Le corps de logis principal et le bâtiment de ferme du XIIIe siècle : inscription par arrêté du 28 juin 1927 - La maison du gardien à l'entrée, façades et toitures, les bâtiments en totalité situés de part et d'autre de la grange du XIIIe siècle (ISMH en 1927) ) , la remise en totalité, les murs de clôtures, la grande cour et la petite cour, le verger et le potager, la source maçonnée située dans l'ancien jardin en contrebas de la grange, l'église en totalité, et le cimetière clos de murs (cad. A 538, 540 à 542, 546, 547) : inscription par arrêté du 25 janvier 2008

Personnages clés

Adolphe de Dion - Historien et archéologue A réalisé des relevés en 1865.
W. Klein - Architecte et propriétaire Entreprit la restauration en 1897.

Origine et histoire

Le prieuré de Saint-Thomas, implanté dans le village éponyme du département de l’Aisne (Hauts-de-France), est un édifice religieux dont les origines remontent aux XIIIe et XVIe siècles. Ses bâtiments, remaniés à plusieurs reprises, notamment au XVIIIe siècle, abritaient autrefois une communauté monastique. Le site s’étendait sur environ 10 hectares, incluant jardins, terres, parcs et pièces d’eau, reflétant l’importance économique et spirituelle des prieurés médiévaux dans les campagnes.

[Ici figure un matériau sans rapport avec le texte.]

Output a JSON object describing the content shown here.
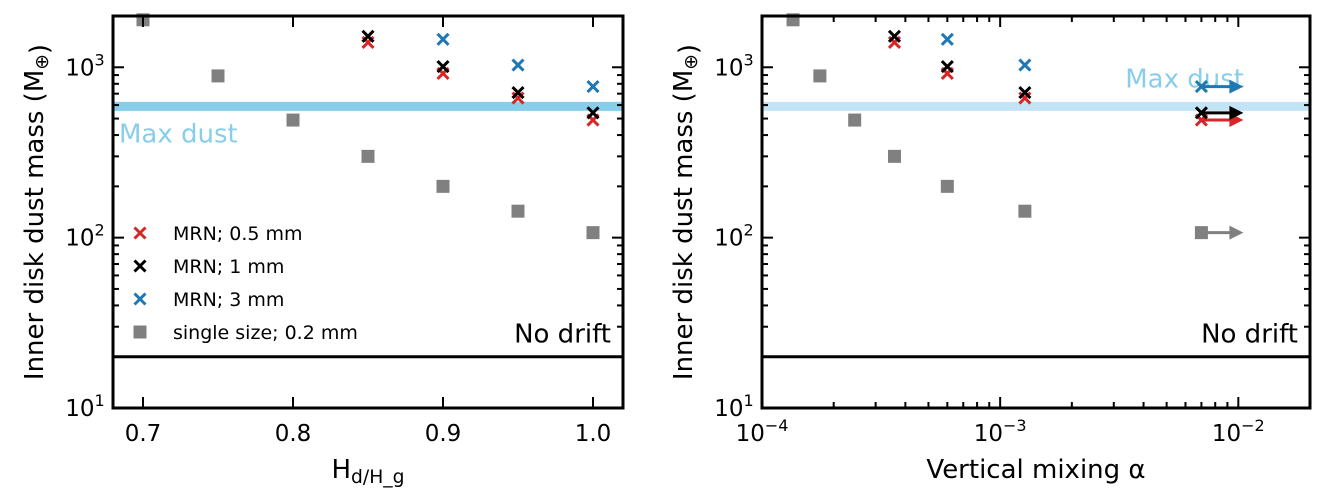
{
  "colors": {
    "red": "#d62728",
    "black": "#000000",
    "blue": "#1f77b4",
    "gray": "#808080",
    "max_dust_left": "#87ceeb",
    "max_dust_right": "#c2e4f4",
    "axis": "#000000"
  },
  "chart_data": [
    {
      "type": "scatter",
      "xlabel": "H_d/H_g",
      "ylabel": "Inner disk dust mass (M_⊕)",
      "xscale": "linear",
      "yscale": "log",
      "xlim": [
        0.68,
        1.02
      ],
      "ylim": [
        10,
        2000
      ],
      "xticks": [
        {
          "value": 0.7,
          "label": "0.7"
        },
        {
          "value": 0.8,
          "label": "0.8"
        },
        {
          "value": 0.9,
          "label": "0.9"
        },
        {
          "value": 1.0,
          "label": "1.0"
        }
      ],
      "yticks": [
        {
          "value": 10,
          "base": "10",
          "exp": "1"
        },
        {
          "value": 100,
          "base": "10",
          "exp": "2"
        },
        {
          "value": 1000,
          "base": "10",
          "exp": "3"
        }
      ],
      "series": [
        {
          "name": "MRN; 0.5 mm",
          "marker": "x",
          "color": "red",
          "x": [
            0.85,
            0.9,
            0.95,
            1.0
          ],
          "y": [
            1400,
            920,
            660,
            490
          ]
        },
        {
          "name": "MRN; 1 mm",
          "marker": "x",
          "color": "black",
          "x": [
            0.85,
            0.9,
            0.95,
            1.0
          ],
          "y": [
            1520,
            1010,
            710,
            540
          ]
        },
        {
          "name": "MRN; 3 mm",
          "marker": "x",
          "color": "blue",
          "x": [
            0.9,
            0.95,
            1.0
          ],
          "y": [
            1460,
            1030,
            770
          ]
        },
        {
          "name": "single size; 0.2 mm",
          "marker": "square",
          "color": "gray",
          "x": [
            0.7,
            0.75,
            0.8,
            0.85,
            0.9,
            0.95,
            1.0
          ],
          "y": [
            1900,
            890,
            490,
            300,
            200,
            143,
            107
          ]
        }
      ],
      "hlines": [
        {
          "y": 590,
          "label": "Max dust",
          "color": "max_dust_left",
          "label_pos": "below-left"
        },
        {
          "y": 20,
          "label": "No drift",
          "color": "black",
          "label_pos": "above-right"
        }
      ],
      "legend": {
        "placement": "lower-left"
      },
      "grid": false
    },
    {
      "type": "scatter",
      "xlabel": "Vertical mixing α",
      "ylabel": "Inner disk dust mass (M_⊕)",
      "xscale": "log",
      "yscale": "log",
      "xlim": [
        0.0001,
        0.02
      ],
      "ylim": [
        10,
        2000
      ],
      "xticks": [
        {
          "value": 0.0001,
          "base": "10",
          "exp": "−4"
        },
        {
          "value": 0.001,
          "base": "10",
          "exp": "−3"
        },
        {
          "value": 0.01,
          "base": "10",
          "exp": "−2"
        }
      ],
      "yticks": [
        {
          "value": 10,
          "base": "10",
          "exp": "1"
        },
        {
          "value": 100,
          "base": "10",
          "exp": "2"
        },
        {
          "value": 1000,
          "base": "10",
          "exp": "3"
        }
      ],
      "series": [
        {
          "name": "MRN; 0.5 mm",
          "marker": "x",
          "color": "red",
          "x": [
            0.00036,
            0.0006,
            0.00127
          ],
          "y": [
            1400,
            920,
            660
          ],
          "limit": {
            "x": 0.007,
            "y": 490,
            "direction": "right"
          }
        },
        {
          "name": "MRN; 1 mm",
          "marker": "x",
          "color": "black",
          "x": [
            0.00036,
            0.0006,
            0.00127
          ],
          "y": [
            1520,
            1010,
            710
          ],
          "limit": {
            "x": 0.007,
            "y": 540,
            "direction": "right"
          }
        },
        {
          "name": "MRN; 3 mm",
          "marker": "x",
          "color": "blue",
          "x": [
            0.0006,
            0.00127
          ],
          "y": [
            1460,
            1030
          ],
          "limit": {
            "x": 0.007,
            "y": 770,
            "direction": "right"
          }
        },
        {
          "name": "single size; 0.2 mm",
          "marker": "square",
          "color": "gray",
          "x": [
            0.000135,
            0.000175,
            0.000245,
            0.00036,
            0.0006,
            0.00127
          ],
          "y": [
            1900,
            890,
            490,
            300,
            200,
            143
          ],
          "limit": {
            "x": 0.007,
            "y": 107,
            "direction": "right"
          }
        }
      ],
      "hlines": [
        {
          "y": 590,
          "label": "Max dust",
          "color": "max_dust_right",
          "label_pos": "above-right"
        },
        {
          "y": 20,
          "label": "No drift",
          "color": "black",
          "label_pos": "above-right"
        }
      ],
      "grid": false
    }
  ]
}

Au XVIIe siècle, le prieuré tombe en commende, un système où les revenus d’une abbaye ou d’un prieuré étaient attribués à un abbé ou prieur commendataire, souvent absent, marquant un déclin de sa vocation religieuse initiale. En 1791, dans le contexte de la Révolution française, le prieuré est vendu comme bien national, avant de subir des démolitions partielles au XIXe siècle. En 1865, Adolphe de Dion réalise des relevés descriptifs des bâtiments, tandis qu’en 1897, l’architecte W. Klein, alors propriétaire, entreprend une restauration. Aujourd’hui, seul subsiste la façade de l’ancienne église de la Trinité de Seincourt, classée parmi les monuments historiques.

Le monument fait l’objet de deux protections successives : une première inscription en 1927 pour le corps de logis principal et des dépendances du XIIIe siècle, suivie d’une seconde en 2008 couvrant l’église, les cours, les murs de clôture et d’autres éléments du domaine. Les peintures murales lacunaires découvertes dans l’église romane témoignent de son riche passé artistique. Bien que partiellement détruit, le prieuré illustre l’évolution architecturale et sociale des établissements religieux ruraux, entre prospérité médiévale et déclin post-révolutionnaire.